O prÃncipe do gueto e a segregação social
Dizer que a Bahia é o baluarte da música brasileira é, no mínimo, um clichê de honra e respeito às tradições afros. Mas afirmar que o carnaval de Salvador é um tributo à democracia chega a ser uma desonra ao povo baiano, tão estigmatizado pelas ações institucionais de um Estado que delimita o espaço público e recria a cada ano a gourmertização da folia, uma segregação movida pela ânsia de vender abadas e lugares privilegiados nos camarotes da capital baiana, repletos de celebridades que sustentam a lógica da ostentação e da exclusão social. Nos trinta anos de comemoração do axé music, surgem controvérsias de um artista polêmico, com um discurso politizado e sem papas na língua. Trata-se do príncipe do gueto Igor Kannário que incomodou o reinado de artistas consagrados nacionalmente. Um artista marginalizado que saiu da condição de detento e passou a ser um ídolo graças às letras de suas canções que reafirmam a força da favela
Conheço o carnaval soteropolitano desde 1988 e confesso que fiquei um pouco intimidado com as músicas desse príncipe que traz a favela tatuada no peito. A favela é seu lugar de origem, onde são ampliadas as vozes de um povo sem voz e sem lugar na folia institucionalizada e patrocinada por recursos públicos. O hit É Tudo Nosso, Nada Deles incomoda tanto a elite quanto os intelectuais de gabinete porque provoca uma discussão que aponta as mazelas dos lugares mais subterrâneos da Bahia: as periferias carentes de atenção e de políticas públicas específicas. Em apenas uma frase, o cantor e compositor Igor Kannário indica princípios filosóficos que foram abordados de Rousseau a Karl Marx. Quando a periferia dança ao som de É Tudo Nosso, Nada Deles, ela escancara a origem das desigualdades sociais entre os homens e enfatiza a interminável luta de classe que muitos tentam negar, camuflar ou disfarçar descaradamente. É inegável ainda que as letras de Kannário carregam uma dose de violência e de uma revolta visceral. Mas o que esperar da voz do gueto, tão oprimido e violentado, tão massacrado historicamente por uma elite branca, patriarcal e escravocrata? Não encontramos flores onde há desespero e segregação. Violência gera violência mesmo. As musicas de Kannário representam a violência cotidiana de pessoas que são desprovidas de direitos essenciais para o pleno exercício da cidadania.

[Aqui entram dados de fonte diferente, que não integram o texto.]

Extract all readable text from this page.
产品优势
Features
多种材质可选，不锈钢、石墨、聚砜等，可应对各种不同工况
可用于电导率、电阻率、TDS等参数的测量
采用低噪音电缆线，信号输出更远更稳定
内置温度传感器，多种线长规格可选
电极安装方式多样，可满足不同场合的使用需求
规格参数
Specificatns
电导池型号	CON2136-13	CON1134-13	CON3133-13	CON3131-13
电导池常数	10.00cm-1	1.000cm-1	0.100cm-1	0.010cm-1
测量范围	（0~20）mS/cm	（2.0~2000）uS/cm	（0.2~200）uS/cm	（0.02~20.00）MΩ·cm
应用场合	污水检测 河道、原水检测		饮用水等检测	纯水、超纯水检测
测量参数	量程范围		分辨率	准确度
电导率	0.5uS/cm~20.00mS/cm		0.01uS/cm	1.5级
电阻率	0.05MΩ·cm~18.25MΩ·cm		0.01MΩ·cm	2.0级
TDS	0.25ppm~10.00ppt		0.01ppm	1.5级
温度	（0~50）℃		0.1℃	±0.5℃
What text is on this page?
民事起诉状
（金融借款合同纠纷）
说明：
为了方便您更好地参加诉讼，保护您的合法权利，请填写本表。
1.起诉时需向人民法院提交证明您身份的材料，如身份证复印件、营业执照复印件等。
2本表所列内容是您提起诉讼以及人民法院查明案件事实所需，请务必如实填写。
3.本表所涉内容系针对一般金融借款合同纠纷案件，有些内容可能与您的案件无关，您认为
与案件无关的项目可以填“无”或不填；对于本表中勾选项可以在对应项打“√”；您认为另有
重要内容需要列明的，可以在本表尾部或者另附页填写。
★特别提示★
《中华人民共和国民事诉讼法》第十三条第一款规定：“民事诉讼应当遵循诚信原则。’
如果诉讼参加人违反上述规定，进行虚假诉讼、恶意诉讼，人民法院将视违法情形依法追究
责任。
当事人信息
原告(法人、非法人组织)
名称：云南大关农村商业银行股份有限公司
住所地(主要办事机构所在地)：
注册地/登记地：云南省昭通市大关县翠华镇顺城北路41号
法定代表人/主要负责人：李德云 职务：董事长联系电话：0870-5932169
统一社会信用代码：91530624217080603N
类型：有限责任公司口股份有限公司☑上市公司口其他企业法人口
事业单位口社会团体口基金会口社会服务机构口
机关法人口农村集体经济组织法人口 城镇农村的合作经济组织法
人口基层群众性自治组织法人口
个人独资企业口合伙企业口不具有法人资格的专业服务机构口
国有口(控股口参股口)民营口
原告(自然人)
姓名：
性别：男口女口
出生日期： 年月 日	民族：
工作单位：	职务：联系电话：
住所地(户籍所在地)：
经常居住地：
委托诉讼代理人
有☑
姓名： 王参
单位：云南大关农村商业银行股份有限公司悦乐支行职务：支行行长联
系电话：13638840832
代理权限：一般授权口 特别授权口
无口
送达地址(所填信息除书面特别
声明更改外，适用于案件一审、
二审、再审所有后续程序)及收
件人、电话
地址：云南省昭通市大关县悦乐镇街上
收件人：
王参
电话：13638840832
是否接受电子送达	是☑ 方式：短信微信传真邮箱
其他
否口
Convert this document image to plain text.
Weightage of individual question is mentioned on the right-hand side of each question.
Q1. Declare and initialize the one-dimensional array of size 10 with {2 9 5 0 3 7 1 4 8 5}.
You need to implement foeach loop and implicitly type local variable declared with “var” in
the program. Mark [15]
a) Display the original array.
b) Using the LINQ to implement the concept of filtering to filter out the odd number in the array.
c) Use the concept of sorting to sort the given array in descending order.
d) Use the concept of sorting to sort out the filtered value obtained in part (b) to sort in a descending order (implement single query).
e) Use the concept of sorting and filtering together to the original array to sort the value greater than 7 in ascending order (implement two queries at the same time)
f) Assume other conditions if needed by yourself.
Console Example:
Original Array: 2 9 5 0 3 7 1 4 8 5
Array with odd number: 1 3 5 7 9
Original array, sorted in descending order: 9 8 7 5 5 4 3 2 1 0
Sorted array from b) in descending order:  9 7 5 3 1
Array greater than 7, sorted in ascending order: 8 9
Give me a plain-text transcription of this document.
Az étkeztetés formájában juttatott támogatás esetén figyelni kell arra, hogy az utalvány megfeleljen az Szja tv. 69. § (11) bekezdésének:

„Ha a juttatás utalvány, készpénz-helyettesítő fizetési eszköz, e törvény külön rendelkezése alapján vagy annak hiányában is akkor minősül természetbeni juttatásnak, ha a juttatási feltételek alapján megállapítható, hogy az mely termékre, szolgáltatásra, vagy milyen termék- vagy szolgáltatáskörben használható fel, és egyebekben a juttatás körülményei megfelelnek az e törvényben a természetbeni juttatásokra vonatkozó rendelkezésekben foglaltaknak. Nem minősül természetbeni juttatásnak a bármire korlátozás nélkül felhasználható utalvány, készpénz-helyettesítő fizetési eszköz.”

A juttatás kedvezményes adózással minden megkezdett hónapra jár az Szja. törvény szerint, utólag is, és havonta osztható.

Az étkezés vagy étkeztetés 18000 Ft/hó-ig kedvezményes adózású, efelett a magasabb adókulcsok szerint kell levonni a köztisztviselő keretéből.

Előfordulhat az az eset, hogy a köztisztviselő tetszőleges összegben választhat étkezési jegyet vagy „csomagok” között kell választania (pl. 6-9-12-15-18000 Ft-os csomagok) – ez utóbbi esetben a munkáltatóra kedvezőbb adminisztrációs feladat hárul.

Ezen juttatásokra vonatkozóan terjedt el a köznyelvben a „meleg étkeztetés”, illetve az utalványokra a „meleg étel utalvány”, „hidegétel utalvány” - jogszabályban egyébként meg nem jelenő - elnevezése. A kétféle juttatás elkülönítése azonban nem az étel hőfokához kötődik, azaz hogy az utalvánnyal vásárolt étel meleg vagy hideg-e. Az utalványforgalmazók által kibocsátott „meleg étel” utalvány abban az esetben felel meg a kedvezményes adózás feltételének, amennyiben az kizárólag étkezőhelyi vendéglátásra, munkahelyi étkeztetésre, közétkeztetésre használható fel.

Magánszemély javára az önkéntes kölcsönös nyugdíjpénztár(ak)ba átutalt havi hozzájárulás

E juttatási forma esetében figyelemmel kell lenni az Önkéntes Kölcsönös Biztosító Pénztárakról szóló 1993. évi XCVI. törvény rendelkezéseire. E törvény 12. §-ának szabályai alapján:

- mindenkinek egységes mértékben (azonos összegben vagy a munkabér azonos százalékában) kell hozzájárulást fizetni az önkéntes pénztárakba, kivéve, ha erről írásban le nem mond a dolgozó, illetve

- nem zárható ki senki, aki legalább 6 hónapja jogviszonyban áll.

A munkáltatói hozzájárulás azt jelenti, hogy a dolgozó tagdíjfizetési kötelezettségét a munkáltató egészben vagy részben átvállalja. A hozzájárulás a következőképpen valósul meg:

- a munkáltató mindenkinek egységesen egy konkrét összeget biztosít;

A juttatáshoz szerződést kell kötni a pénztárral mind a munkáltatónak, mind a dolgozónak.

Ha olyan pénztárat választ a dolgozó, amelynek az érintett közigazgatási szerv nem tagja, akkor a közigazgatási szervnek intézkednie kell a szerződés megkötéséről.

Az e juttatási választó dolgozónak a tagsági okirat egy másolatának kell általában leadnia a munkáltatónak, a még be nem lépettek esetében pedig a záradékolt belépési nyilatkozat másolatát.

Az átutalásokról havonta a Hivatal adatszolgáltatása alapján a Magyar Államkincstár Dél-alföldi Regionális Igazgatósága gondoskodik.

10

Os legalistas de plantão falam em apologia ao crime, no consumo de drogas ilícitas como se esses fatores fossem atributos restritos às periferias. Mas se esquecem, ora por conivência ou moralismo, que o crime neste País começa de cima pra baixo. A criminalidade brasileira mais perversa tem seus sustentáculos no primeiro escalão. Brigamos e nos matamos por migalhas enquanto são desviados bilhões de recursos que deveriam ser investidos em saúde e educação. No Brasil, a propriedade privada tem mais valor que a vida humana. Basta relembramos o índice assustador de assassinatos de jovens negros nas favelas brasileiras, o massacre de Carajás desencadeado pela luta contra o latifúndio, a matança no Carandiru e muitos outros casos que sujam de sangue a história recente da nação.
Nossas maiores expressões culturais, da música à gastronomia, são oriundas das regiões periféricas. A feijoada, o samba e o funk carioca foram recriados em ambientes marginalizados pela classe dominante. Nossas favelas representam as senzalas contemporâneas e preservam o ressentimento histórico que necessita ser transformado em arte. Fora a onda politicamente correta que assola em solo brasileiro, é necessário relembrar que nossos grandes artistas não foram exemplo para ninguém. Necessitamos de menos discursos e mais ações politizadas que sejam capazes de tocar o dedo nessa ferida ardida. É necessário ampliar e aprofundar as questões relacionadas à segregação social e à marginalização do negro em nossa sociedade. Que as letras de Kannário sirvam de instrumento para essa reflexão, sem puritanismo ou qualquer tipo de hipocrisia ideológica. Antes de criticar as classes menos privilegiadas, é essencial analisar as estruturas de poder que aniquilam os direitos civis e a equidade de oportunidades entre os cidadãos. O gueto merece respeito!